TAMPA, Fla. -- Most players say they want to stay with their current employer.
Freddy Sanchez not only believes it with a palpable passion, but also has the unusual ability to make it happen unilaterally.
The Pirates' second baseman has a contract clause for a vesting option that triggers a guaranteed $8 million salary in 2010 if he makes 635 plate appearances in the coming season, or if he makes 600 plate appearances and is invited to the All-Star Game. The team can exercise that option, too, if it chooses.
"Yeah, I know, and I am aware of it," Sanchez said before going 2 for 3 with a double and a sacrifice fly in the 9-8 loss to the New York Yankees yesterday at George M. Steinbrenner Field. "But, honestly, that's not how I'm thinking about this. Not at all."

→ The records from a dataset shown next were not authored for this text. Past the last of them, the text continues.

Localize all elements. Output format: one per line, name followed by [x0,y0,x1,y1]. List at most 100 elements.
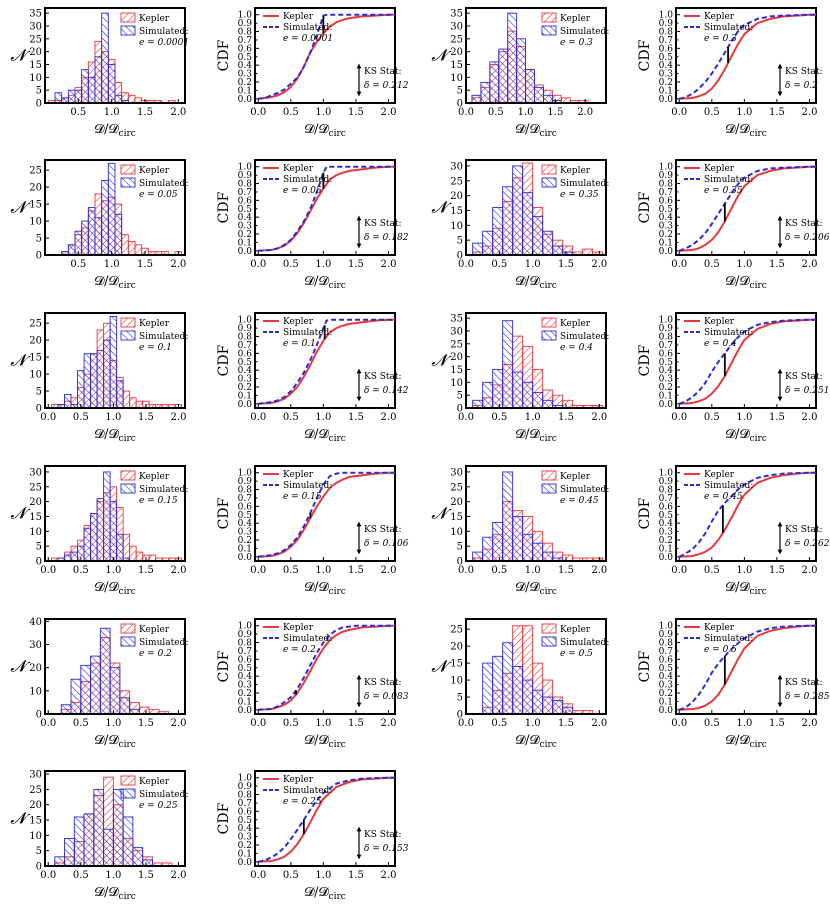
y-tick-label: 0.4 [659,366,674,376]
y-tick-label: 0.8 [238,639,253,649]
legend-eccentricity: e = 0.5 [704,645,737,655]
y-tick-label: 0.1 [659,544,673,554]
simulated-bar [507,12,518,103]
simulated-bar [70,678,82,714]
y-tick-label: 0.2 [659,383,673,393]
y-tick-label: 0.7 [659,647,674,657]
legend-swatch-kepler [120,775,136,786]
y-tick-label: 0.1 [659,697,673,707]
legend-label-kepler: Kepler [283,164,314,174]
y-tick-label: 0.3 [238,375,253,385]
histogram-panel-e-0.35: 0 5 10 15 20 25 30 0.0 0.5 1.0 1.5 2.0 𝓝 𝓓/𝓓circ Keple… [431,159,609,291]
legend-swatch-simulated [541,483,557,494]
y-tick-label: 0.1 [238,238,252,248]
simulated-bar [73,816,85,866]
y-tick-label: 0.0 [659,95,674,105]
x-tick-label: 0.5 [704,107,720,118]
histogram-panel-e-0.25: 0 5 10 15 20 25 30 0.0 0.5 1.0 1.5 2.0 𝓝 𝓓/𝓓circ Keple… [10,770,188,902]
y-tick-label: 0.0 [659,247,674,257]
y-tick-label: 0.5 [238,205,253,215]
simulated-bar [83,527,92,561]
y-axis-label: 𝓝 [10,198,31,217]
y-axis-label: 𝓝 [10,657,31,676]
plot-frame [465,312,607,409]
x-tick-label: 0.0 [458,565,474,576]
y-tick-label: 25 [29,166,42,177]
legend-label-simulated: Simulated: [704,634,753,644]
x-tick-label: 2.0 [577,107,593,118]
simulated-bar [60,704,72,714]
y-tick-label: 0.0 [659,706,674,716]
plot-frame [675,7,817,104]
y-tick-label: 0.1 [238,86,252,96]
kepler-bar [127,240,136,255]
cdf-panel-e-0.45: 0.00.10.20.30.40.50.60.70.80.91.00.0 0.5 1… [637,465,830,597]
y-tick-label: 20 [29,497,42,508]
legend-label-simulated: Simulated: [560,485,609,495]
y-tick-label: 0.2 [659,536,673,546]
y-tick-label: 0.5 [238,664,253,674]
kepler-bar [134,244,143,255]
y-tick-label: 15 [450,206,463,217]
legend-label-kepler: Kepler [283,12,314,22]
simulated-bar [522,381,534,408]
simulated-bar [107,162,116,255]
simulated-bar [489,61,500,103]
y-tick-label: 25 [29,785,42,796]
y-tick-label: 10 [29,527,42,538]
plot-frame [675,465,817,562]
x-tick-label: 1.0 [105,718,121,729]
y-tick-label: 0.7 [238,494,253,504]
x-tick-label: 1.0 [736,259,752,270]
x-axis-label: 𝓓/𝓓circ [515,427,557,444]
legend-label-kepler: Kepler [560,625,591,635]
simulated-bar [64,393,72,408]
simulated-cdf-line [678,471,816,558]
x-tick-label: 1.5 [769,565,785,576]
y-tick-label: 0.7 [238,341,253,351]
y-tick-label: 0 [36,99,42,110]
kepler-bar [578,99,589,103]
x-tick-label: 0.0 [250,259,266,270]
legend-label-kepler: Kepler [283,317,314,327]
histogram-bars [472,471,604,561]
legend-label-kepler: Kepler [704,12,735,22]
legend-label-kepler: Kepler [139,625,170,635]
simulated-bar [80,664,92,714]
y-tick-label: 25 [29,482,42,493]
y-tick-label: 5 [36,542,42,553]
plot-frame [254,7,396,104]
x-tick-label: 0.5 [704,565,720,576]
y-tick-label: 0.8 [238,180,253,190]
kepler-bar [592,557,604,561]
x-axis-label: 𝓓/𝓓circ [725,274,767,291]
legend-label-simulated: Simulated: [704,175,753,185]
y-tick-label: 0.9 [659,477,674,487]
kepler-bar [161,251,169,255]
legend-eccentricity: e = 0.0001 [283,34,333,44]
x-tick-label: 2.0 [802,718,818,729]
legend-eccentricity: e = 0.35 [560,190,599,200]
x-tick-label: 1.5 [138,718,154,729]
y-tick-label: 0.3 [238,681,253,691]
legend-label-kepler: Kepler [704,317,735,327]
y-tick-label: 10 [450,676,463,687]
plot-frame [254,618,396,715]
simulated-bar [94,217,103,255]
y-tick-label: 0.5 [659,358,674,368]
y-tick-label: 1.0 [238,774,253,784]
y-tick-label: 0.6 [238,807,253,817]
y-tick-label: 0.7 [238,188,253,198]
x-tick-label: 0.5 [73,870,89,881]
y-tick-label: 10 [29,831,42,842]
cdf-panel-e-0.5: 0.00.10.20.30.40.50.60.70.80.91.00.0 0.5 1… [637,618,830,750]
y-tick-label: 30 [29,21,42,32]
legend-label-simulated: Simulated: [283,23,332,33]
y-tick-label: 0.2 [238,383,252,393]
legend-label-simulated: Simulated: [139,27,188,37]
y-tick-label: 0.9 [659,171,674,181]
cdf-panel-e-0.15: 0.00.10.20.30.40.50.60.70.80.91.00.0 0.5 1… [216,465,409,597]
x-tick-label: 1.5 [348,259,364,270]
histogram-bars [51,315,183,408]
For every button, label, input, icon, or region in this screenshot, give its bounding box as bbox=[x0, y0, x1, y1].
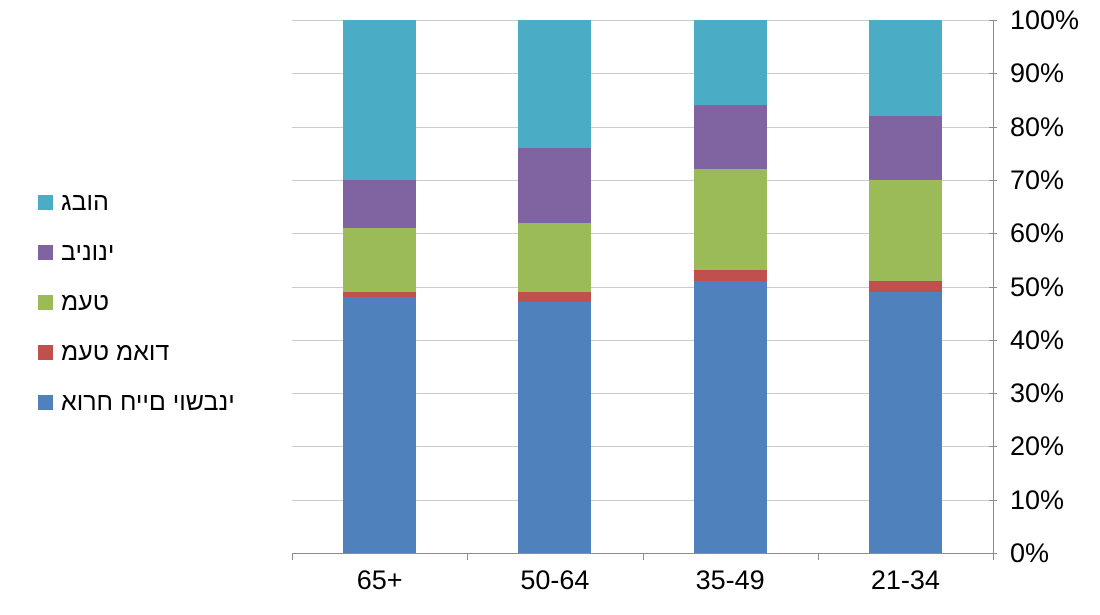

What Sanchez seeks, as he makes plenty clear, is to remain in Pittsburgh for the foreseeable future because of his view that the Pirates are on the verge of winning.
"I definitely feel like I could be part of this. I want to be part of this," Sanchez said. "With the atmosphere here now, the level of instruction ... I want to be here. I want to be one of the players who was on that team that turned the Pirates around. To play with all these kids ... I still feel young enough to fit in."
And that clause?
"That's just a matter of staying healthy and playing the way I know I can play. Obviously, it's in my mind to an extent. It's going to dictate where I'm going to be. But I really don't want it to be a factor. I think, if we all go out and play the way we can, myself included, everything will take care of itself."
Sanchez, 31, is coming off a down-then-up 2008 in which he needed a .346 second half -- fourth-best in the National League after the All-Star break -- just to end up at .271. His nagging right shoulder bugged him all summer, and his defense suffered at times.
He is batting .279 this spring, with a home run and eight RBIs, but those modest totals are no match for how he sees himself.
"I just feel great," Sanchez said. "It's so good to be able to come to the ballpark healthy, and I can't say enough about how I feel this team is coming together."
His actions speak louder, anyway.
Start with Pedro Alvarez.
Sanchez was as skeptical as most on the major league roster about the Pirates' $6.355 million first-round draft pick, but he quickly was impressed to the extent that he embraced the role of mentor.
"We talked a lot while he was here, and you could just tell he was absorbing everything," Sanchez said. "This kid is going to be a superstar, and I mean that off the field, too."
From there, Sanchez looked around and saw other youngsters, from Andrew McCutchen to Neil Walker to Andy LaRoche to Brandon Moss, and began envisioning how they might eventually look on the diamond.
"Look at our middle," he said, referring to himself, shortstop Jack Wilson, catcher Ryan Doumit and center fielder Nate McLouth. "Now, look at these young players and how they could fit in right around us. Imagine that. It would be just unbelievable."
So, Sanchez shared this with Wilson, his close friend, late last week, going so far as to urge Wilson -- whose contract can expire after this season -- to approach management about an extension. Wilson did precisely that by mid-week, with the Pirates responding agreeably.
"Why not?" Sanchez asked. "Why couldn't it be me and Jack up the middle?"
And if Wilson were not around?
The memory remains fresh for all involved that the Pirates aggressively shopped Wilson for a trade this offseason, only to be dissatisfied by the baseball returns offered.
"If Jack's not here, obviously, that would be tough, just like it was when J-Bay and X were gone," Sanchez said, referring to Jason Bay and Xavier Nady, each traded last July. "But I still want to be here."
Wilson's view on Sanchez's future?
"That's up to Freddy and the organization, if they see him in their plans," Wilson said. "All I know is that Freddy's really open to staying here."
"That's the goal for me, to be a part of this," Sanchez said. "I've been part of the losing. I want to be part of the winning."